Gestion des risques

La Nouvelle-Aquitaine s'apprête à étendre sa politique de dépistage du Covid-19

Face à la progression du Covid-19 en France, la Nouvelle-Aquitaine s'attend à un afflux de patients dans les jours à venir. Pour s'y préparer, elle compte intensifier sa campagne de dépistage des patients symptomatiques dans les CHU.La situation se tend en Nouvelle-Aquitaine. Depuis le 24 janvier, la région a compté 207 cas confirmés et un seul département, le Lot-et-Garonne, a atteint le seuil de zone épidémique. Territoire plus épargné que d'autres par le virus, la plupart des 1 610 lits en réanimation y sont pourtant occupés en raison de la crise sanitaire. "Ce petit temps d'avance que nous avons vis-à-vis de la phase épidémique nous permet de nous préparer et d'appeler à la mobilisation de tous", a déclaré Michel Laforcade, directeur de l'ARS Nouvelle-Aquitaine, lors d'un point presse téléphonique ce 17 mars. 482 lits en réanimation sont aujourd'hui disponibles grâce à une politique de reprogrammation des opérations chirurgicales et médicales non urgentes.

Politique vertueuse de dépistage

Après le passage au stade 3 du dispositif de gestion de la crise sanitaire, les tests de dépistage devraient être réservés aux patients dans un état grave.

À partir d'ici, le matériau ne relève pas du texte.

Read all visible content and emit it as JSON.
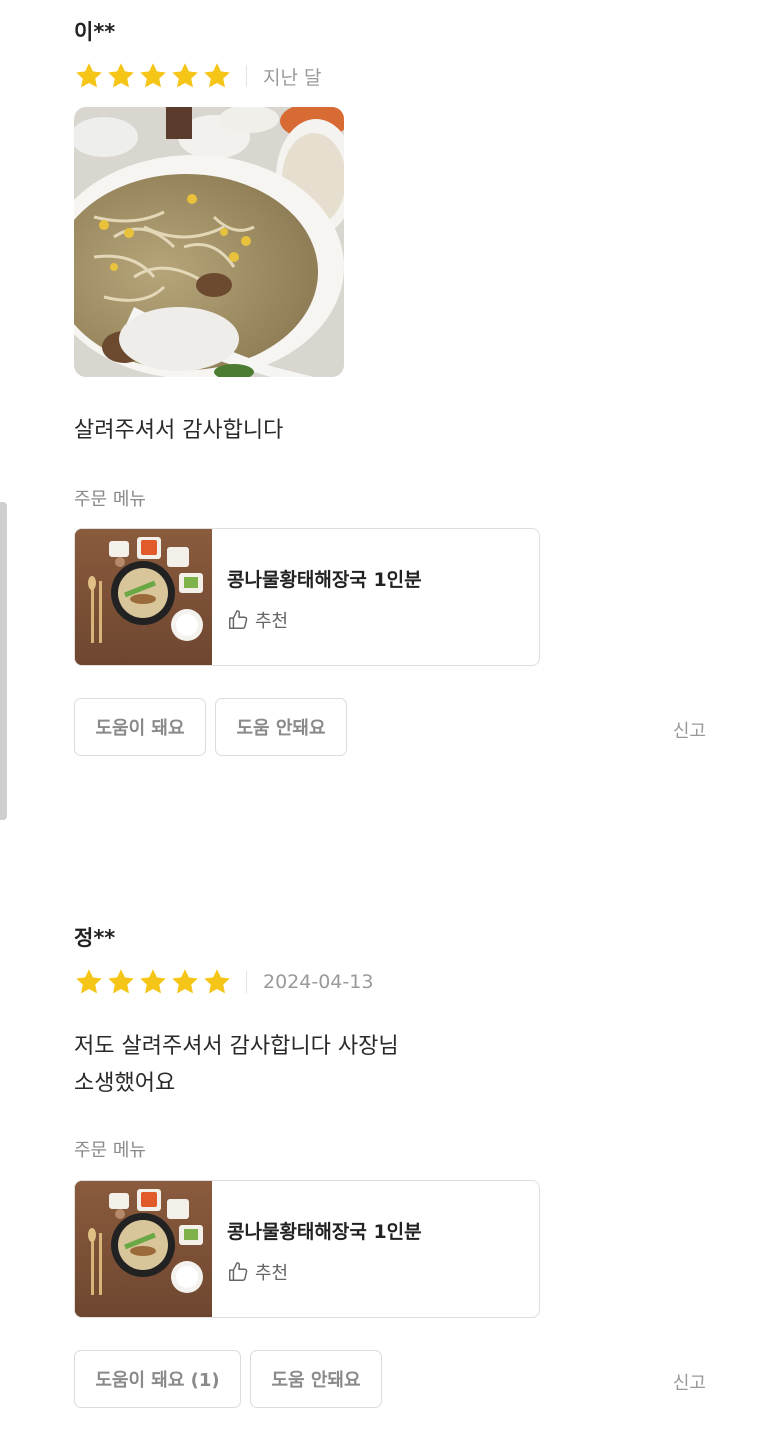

Pourtant l'ARS a annoncé qu'elle poursuivrait et même élargirait sa politique de dépistage de toutes les personnes présentant des symptômes de contamination si elles se sont rendues dans une zone où le virus circule ou si elles ont été en contact avec des personnes infectées.

"Notre politique vertueuse de dépistage systématiques doit être l'une des raisons de la progression plus lente de la maladie en Nouvelle-Aquitaine, estime Michel Laforcade. Nous continuerons donc à dépister largement dans les trois CHU de la région." Le CHU de Bordeaux (Gironde) passera ainsi d'une capacité de dépistage de 90 personnes par jour à 300 personnes. Ceux de Poitiers (Vienne) et Limoges (Haute-Vienne) pourront tester 40 patients de plus chacun par jour. L'ARS a également annoncé que plusieurs laboratoires privés étaient candidats pour participer à ces tests.

Deux millions de masques périmés déstockés

L'ARS réquisitionne également deux millions de masques FFP2 et chirurgicaux pour réapprovisionner les hôpitaux et médecins de ville. "Les experts estiment que les masques périmés présentent les mêmes garanties que les autres, si ce n'est que leurs élastiques sont moins solides." Les stocks seront également redéployés entre les établissements. Les 500 000 masques FFP2 présents dans les établissements médico-sociaux seront ainsi répartis en fonction des besoins. Cette mesure permettra de pallier le manque de matériel des professionnels de santé, pour lesquels la Société française d'hygiène hospitalière a précisé la réutilisation des masques (lire notre article).

Poste médical avancé et site de pharmacovigilance

Au CHU de Bordeaux, les professionnels de santé se disent "en ordre de bataille". L'hôpital a ainsi mis en place un poste médical avancé en amont des urgences du CHU pour accueillir les patients Covid-19. "Les dépistages de cas contacts est une stratégie qui a été favorable à la région, explique Yann Bubien, directeur général, lors d'un point presse le 17 mars. On devrait pouvoir bénéficier d'une moindre diffusion dans le Grand-Ouest." Un site de pharmacovigilance destiné au grand public a également été réalisé en collaboration avec le Réseau français des centres régionaux de pharmacovigilance, le département hospitalo-universitaire de pharmacologie de Bordeaux et la Synapse Medicine.